Phase I Study of the Investigational Aurora A Kinase Inhibitor Alisertib plus Rituximab or Rituximab/Vincristine in Relapsed/Refractory Aggressive B-cell Lymphoma

Abstract

Purpose: The aurora A kinase inhibitor alisertib demonstrated single-agent clinical activity and preclinical synergy with vincristine/rituximab in B-cell non-Hodgkin lymphoma (B-NHL). This phase I study aimed to determine the safety and recommended phase II dose (RP2D) of alisertib in combination with rituximab ± vincristine in patients with relapsed/refractory aggressive B-NHL.

Patients and methods: Patients with relapsed/refractory, diffuse, large, or other aggressive B-NHL received oral alisertib 50 mg b.i.d. days 1 to 7, plus i.v. rituximab 375 mg/m2 on day 1, for up to eight 21-day cycles (MR). Patients in subsequent cohorts (3 + 3 design) received increasing doses of alisertib (30 mg starting dose; 10 mg increments) b.i.d. days 1 to 7 plus rituximab and vincristine [1.4 mg/m2 (maximum 2 mg) days 1, 8] for 8 cycles (MRV). Patients benefiting could continue single-agent alisertib beyond 8 cycles. Cell-of-origin and MYC/BCL2 IHC was performed on available archival tissue.

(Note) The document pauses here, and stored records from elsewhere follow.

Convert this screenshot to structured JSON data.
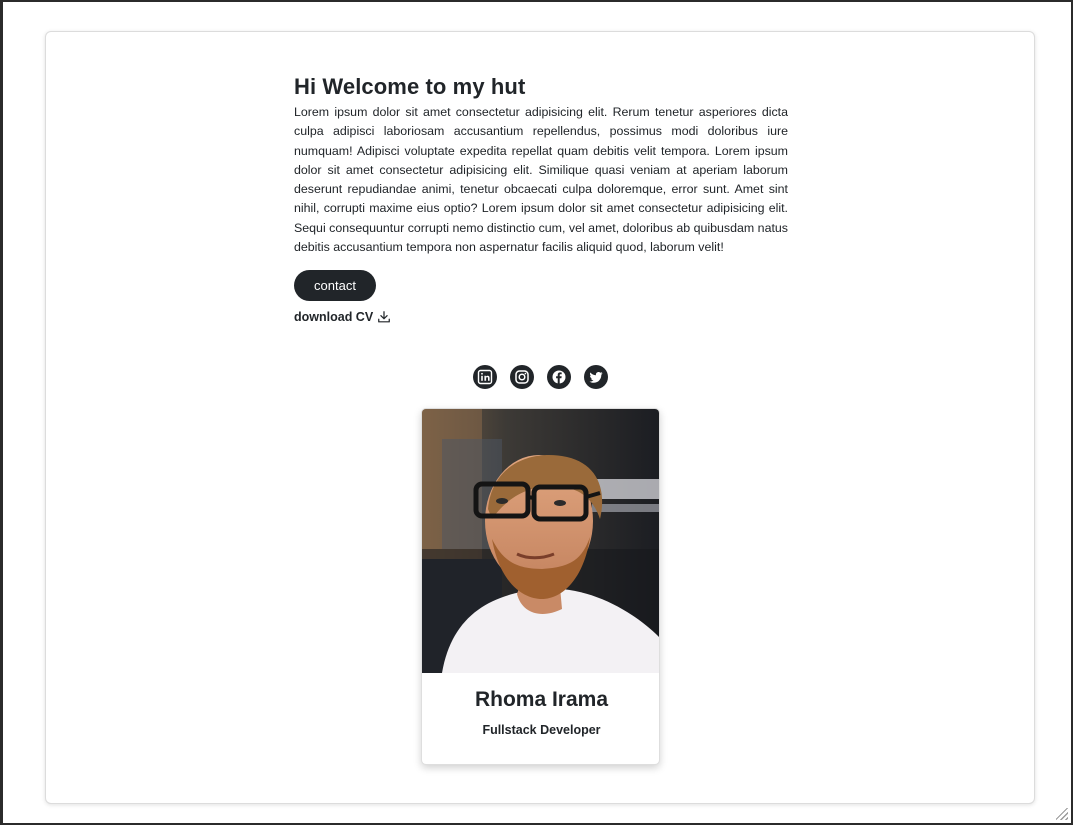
{
  "hero": {
    "title": "Hi Welcome to my hut",
    "paragraph": "Lorem ipsum dolor sit amet consectetur adipisicing elit. Rerum tenetur asperiores dicta culpa adipisci laboriosam accusantium repellendus, possimus modi doloribus iure numquam! Adipisci voluptate expedita repellat quam debitis velit tempora. Lorem ipsum dolor sit amet consectetur adipisicing elit. Similique quasi veniam at aperiam laborum deserunt repudiandae animi, tenetur obcaecati culpa doloremque, error sunt. Amet sint nihil, corrupti maxime eius optio? Lorem ipsum dolor sit amet consectetur adipisicing elit. Sequi consequuntur corrupti nemo distinctio cum, vel amet, doloribus ab quibusdam natus debitis accusantium tempora non aspernatur facilis aliquid quod, laborum velit!",
    "contact_label": "contact",
    "download_label": "download CV",
    "download_icon": "download-icon"
  },
  "socials": [
    {
      "icon": "linkedin-icon"
    },
    {
      "icon": "instagram-icon"
    },
    {
      "icon": "facebook-icon"
    },
    {
      "icon": "twitter-icon"
    }
  ],
  "profile": {
    "name": "Rhoma Irama",
    "role": "Fullstack Developer",
    "photo_icon": "profile-photo"
  },
  "colors": {
    "dark": "#212529",
    "background": "#ffffff",
    "border": "#dcdcdc"
  }
}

Results: Forty-five patients participated. The alisertib RP2D for MR was 50 mg b.i.d. For MRV (n = 32), the RP2D was determined as 40 mg b.i.d. [1 dose-limiting toxicity (DLT) at 40 mg; 2 DLTs at 50 mg]. Drug-related adverse events were reported in 89% of patients, the most common was neutropenia (47%). Seven patients had complete responses (CR), 7 had partial responses (PRs); 9 of 20 (45%) patients at the MRV RP2D responded (4 CRs, 5 PRs), all with non-germinal center B-cell (GCB) diffuse large B-cell lymphoma (DLBCL).

Conclusions: The combination of alisertib 50 mg b.i.d. plus rituximab or alisertib 40 mg b.i.d. plus rituximab and vincristine was well tolerated and demonstrated activity in non-GCB DLBCL.

Trial registration: ClinicalTrials.gov NCT01397825.

Conflict of interest statement

Disclosure of Potential Conflicts of Interest

K.R. Kelly reports receiving commercial research grants from Takeda. J.W. Friedberg is a consultant/advisory board member for Bayer and Astellas. S.I. Park reports receiving commercial research grants from Bristol, Myers, Squibb; Seattle Genetics; Teva; and Takeda; reports receiving speakers bureau honoraria from Seattle Genetics; and is a consultant/advisory board member for Bristol, Myers, Squibb; Rafael Pharma; G1 Therapeutics; Teva; and Gilead. J. Hayslip is an employee of AbbVie. D. Persky is a consultant/advisory board member for Genentech, Sandoz and Morphosys. S. Puvvada reports receiving commercial research grants to their institution from Spectrum, AbbVie, Genentech, Seattle Genetics, Takeda, and Janssen; reports receiving speakers bureau honoraria from Gilead Sciences; and is a consultant/advisory board member for AbbVie, Genentech, Pharmacyclics, and Seattle Genetics. G. Monohan holds ownership interest (including patents) in Johnson & Johnson, Novartis, and Pfizer. X. Zhou is an employee of Xiaofei Zhou. E. Sheldon-Waniga is an employee of Takeda. D. Mahadevan reports receiving speakers bureau honoraria from Pfizer. No potential conflicts of interest were disclosed by the other authors.

©2018 American Association for Cancer Research.